As for the language in the “prohibition against retaliation,” the Court found no issues with extending whistleblower protections to individuals who report violations to the SEC and internally. The Court held that this language alleviates the employee’s potential need to demonstrate that alleged retaliation was motivated by the report to the SEC rather than the internal report. In light of the requirement that the SEC protect the identity of whistleblowers, the Court recognized that the Act’s anti-retaliation language protects employees who report both internally and to the SEC, even where the employer may be unaware of the external report.
Implications for Employers
The Court’s decision provides a narrower definition of “whistleblower” under the Dodd-Frank Act than the enlarged definition sought by the SEC. Had the Court ruled otherwise, employees who only reported internally would no longer be required to file an administrative complaint within the 180-day filing deadline under SOX. Instead, such employees would have been able to take advantage of Dodd-Frank’s Act’s “generous” six-year statute of limitations and its additional available remedies, including double backpay.
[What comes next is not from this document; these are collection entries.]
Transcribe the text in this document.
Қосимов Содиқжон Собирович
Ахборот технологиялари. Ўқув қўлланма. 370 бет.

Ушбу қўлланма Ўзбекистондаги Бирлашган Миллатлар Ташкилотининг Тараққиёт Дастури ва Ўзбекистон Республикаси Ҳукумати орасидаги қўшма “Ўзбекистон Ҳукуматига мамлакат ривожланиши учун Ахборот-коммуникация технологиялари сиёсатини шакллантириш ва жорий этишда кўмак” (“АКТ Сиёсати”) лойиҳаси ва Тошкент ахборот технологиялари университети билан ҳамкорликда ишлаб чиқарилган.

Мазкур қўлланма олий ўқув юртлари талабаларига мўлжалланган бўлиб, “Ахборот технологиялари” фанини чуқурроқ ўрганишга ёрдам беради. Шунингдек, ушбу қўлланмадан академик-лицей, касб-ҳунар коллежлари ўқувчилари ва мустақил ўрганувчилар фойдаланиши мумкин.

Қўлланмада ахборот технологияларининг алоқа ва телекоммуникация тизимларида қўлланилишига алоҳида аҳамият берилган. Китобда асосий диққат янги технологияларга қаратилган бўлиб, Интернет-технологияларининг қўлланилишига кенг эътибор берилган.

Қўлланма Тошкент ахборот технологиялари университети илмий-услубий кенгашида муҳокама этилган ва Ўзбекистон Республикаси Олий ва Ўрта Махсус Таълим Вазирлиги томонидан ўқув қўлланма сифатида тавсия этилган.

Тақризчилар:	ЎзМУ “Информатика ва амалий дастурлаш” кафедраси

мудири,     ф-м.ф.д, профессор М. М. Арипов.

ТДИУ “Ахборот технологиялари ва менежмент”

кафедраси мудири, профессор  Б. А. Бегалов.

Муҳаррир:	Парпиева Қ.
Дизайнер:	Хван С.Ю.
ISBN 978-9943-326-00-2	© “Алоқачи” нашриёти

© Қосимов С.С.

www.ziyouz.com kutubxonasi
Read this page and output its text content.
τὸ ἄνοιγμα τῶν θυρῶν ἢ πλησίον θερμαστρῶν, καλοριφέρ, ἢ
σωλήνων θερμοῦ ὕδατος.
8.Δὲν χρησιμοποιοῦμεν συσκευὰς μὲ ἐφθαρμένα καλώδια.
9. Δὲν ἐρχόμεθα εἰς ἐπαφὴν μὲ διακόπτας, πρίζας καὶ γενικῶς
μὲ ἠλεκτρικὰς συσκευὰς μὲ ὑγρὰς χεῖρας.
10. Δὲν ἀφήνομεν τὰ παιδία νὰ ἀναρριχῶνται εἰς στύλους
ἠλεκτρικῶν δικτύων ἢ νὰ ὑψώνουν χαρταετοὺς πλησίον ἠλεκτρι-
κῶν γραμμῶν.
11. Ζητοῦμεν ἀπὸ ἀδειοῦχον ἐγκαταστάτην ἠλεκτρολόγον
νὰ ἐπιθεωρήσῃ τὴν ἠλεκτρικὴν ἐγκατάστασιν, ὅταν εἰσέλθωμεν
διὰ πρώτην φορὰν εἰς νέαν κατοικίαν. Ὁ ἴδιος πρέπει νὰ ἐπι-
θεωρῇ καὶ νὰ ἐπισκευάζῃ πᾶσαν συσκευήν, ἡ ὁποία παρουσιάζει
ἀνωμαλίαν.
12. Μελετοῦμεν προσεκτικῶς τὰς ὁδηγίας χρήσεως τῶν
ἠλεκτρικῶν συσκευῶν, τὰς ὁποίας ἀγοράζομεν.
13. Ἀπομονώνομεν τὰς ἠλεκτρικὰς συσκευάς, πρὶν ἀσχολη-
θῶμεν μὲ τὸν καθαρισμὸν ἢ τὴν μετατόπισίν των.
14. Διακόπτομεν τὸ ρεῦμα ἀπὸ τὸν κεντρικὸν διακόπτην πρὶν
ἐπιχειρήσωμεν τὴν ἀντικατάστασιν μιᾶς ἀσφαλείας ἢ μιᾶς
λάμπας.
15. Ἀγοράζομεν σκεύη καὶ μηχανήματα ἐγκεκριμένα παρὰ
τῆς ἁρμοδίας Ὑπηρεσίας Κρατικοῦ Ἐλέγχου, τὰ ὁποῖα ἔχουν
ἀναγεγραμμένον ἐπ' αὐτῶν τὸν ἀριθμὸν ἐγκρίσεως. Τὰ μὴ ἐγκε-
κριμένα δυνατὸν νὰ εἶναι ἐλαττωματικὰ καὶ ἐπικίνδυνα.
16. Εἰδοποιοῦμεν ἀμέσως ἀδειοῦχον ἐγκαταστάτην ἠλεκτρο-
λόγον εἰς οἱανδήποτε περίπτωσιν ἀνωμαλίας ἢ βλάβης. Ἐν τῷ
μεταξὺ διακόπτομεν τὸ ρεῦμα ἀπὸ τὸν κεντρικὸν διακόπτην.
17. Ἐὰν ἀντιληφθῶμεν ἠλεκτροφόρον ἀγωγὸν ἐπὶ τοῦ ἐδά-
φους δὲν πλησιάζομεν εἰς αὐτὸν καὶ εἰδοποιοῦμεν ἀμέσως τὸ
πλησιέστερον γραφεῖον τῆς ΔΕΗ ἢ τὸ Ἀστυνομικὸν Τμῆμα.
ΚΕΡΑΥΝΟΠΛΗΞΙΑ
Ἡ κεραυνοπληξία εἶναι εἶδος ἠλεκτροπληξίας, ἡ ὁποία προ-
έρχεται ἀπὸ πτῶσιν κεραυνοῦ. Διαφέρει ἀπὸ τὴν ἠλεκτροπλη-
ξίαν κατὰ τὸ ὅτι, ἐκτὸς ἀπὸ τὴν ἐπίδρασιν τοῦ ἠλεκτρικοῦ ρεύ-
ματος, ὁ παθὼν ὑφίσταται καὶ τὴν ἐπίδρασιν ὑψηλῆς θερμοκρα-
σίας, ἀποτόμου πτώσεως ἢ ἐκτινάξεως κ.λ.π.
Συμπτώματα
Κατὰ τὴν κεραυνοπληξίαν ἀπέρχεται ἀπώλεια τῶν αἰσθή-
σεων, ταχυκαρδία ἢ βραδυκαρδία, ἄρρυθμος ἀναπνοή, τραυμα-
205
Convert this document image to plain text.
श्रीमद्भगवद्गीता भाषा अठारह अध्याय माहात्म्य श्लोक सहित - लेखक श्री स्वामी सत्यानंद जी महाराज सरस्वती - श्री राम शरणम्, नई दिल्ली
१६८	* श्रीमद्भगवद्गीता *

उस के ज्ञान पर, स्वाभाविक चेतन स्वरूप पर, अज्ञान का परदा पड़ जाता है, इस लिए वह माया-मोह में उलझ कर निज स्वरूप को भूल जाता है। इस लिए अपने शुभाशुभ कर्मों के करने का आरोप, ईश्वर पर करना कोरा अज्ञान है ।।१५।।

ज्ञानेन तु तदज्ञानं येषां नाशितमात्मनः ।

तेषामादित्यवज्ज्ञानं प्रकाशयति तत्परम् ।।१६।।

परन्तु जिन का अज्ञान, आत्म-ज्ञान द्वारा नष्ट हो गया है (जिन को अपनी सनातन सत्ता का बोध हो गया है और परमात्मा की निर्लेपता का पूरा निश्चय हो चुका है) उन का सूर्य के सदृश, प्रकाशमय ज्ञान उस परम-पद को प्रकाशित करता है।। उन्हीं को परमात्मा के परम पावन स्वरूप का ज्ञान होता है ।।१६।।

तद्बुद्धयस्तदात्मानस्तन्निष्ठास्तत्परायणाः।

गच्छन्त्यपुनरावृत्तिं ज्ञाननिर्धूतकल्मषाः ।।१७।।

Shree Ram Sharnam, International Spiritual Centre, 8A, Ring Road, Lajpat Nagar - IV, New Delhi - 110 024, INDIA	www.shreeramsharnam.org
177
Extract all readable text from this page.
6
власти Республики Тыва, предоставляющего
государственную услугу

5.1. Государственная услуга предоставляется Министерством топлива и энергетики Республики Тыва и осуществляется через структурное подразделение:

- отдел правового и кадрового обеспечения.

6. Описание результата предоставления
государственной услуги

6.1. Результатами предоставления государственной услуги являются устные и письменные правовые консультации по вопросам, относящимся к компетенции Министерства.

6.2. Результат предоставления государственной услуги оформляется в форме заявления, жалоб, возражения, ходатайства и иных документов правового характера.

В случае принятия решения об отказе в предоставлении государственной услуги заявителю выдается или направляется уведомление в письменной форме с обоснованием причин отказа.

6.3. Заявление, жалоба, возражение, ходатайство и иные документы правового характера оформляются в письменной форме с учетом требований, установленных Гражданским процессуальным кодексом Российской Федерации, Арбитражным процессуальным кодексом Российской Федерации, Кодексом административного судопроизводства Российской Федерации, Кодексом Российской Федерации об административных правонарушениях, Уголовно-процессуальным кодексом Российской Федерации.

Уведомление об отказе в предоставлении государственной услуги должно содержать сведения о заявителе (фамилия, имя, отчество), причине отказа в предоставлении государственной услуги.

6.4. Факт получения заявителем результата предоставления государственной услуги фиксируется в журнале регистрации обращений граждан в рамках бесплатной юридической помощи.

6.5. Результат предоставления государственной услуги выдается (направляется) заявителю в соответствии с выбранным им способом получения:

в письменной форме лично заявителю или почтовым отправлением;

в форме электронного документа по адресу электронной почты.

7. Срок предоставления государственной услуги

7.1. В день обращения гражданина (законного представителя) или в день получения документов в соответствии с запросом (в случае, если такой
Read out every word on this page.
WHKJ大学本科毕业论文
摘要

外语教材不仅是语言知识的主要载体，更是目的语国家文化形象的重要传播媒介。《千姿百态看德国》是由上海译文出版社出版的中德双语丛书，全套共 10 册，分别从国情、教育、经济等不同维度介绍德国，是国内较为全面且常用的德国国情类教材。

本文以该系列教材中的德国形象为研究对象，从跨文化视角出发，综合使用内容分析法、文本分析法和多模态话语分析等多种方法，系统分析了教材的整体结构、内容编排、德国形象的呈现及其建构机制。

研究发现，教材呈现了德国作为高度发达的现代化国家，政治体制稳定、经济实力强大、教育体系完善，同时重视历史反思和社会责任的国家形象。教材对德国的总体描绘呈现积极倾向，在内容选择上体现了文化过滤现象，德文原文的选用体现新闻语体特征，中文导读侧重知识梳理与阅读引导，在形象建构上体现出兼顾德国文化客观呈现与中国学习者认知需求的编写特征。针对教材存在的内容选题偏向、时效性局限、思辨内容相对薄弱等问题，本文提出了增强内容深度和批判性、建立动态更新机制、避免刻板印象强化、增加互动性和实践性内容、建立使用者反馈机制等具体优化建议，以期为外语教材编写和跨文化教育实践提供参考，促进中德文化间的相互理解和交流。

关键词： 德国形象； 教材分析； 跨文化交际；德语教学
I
The Court’s ruling makes it clear that the whistleblower protections of Dodd-Frank are limited to those employees who report to the SEC.
However, it is important for employers regulated by the SEC to note that employees who only report violations internally are still covered by the anti-retaliation provisions under SOX. There are also a host of other statutory protections for whistleblowers under federal and some state laws. It remains prudent and important for employers to have robust internal reporting and incident management systems and to ensure that the reasons for employee discipline are sound and well-documented.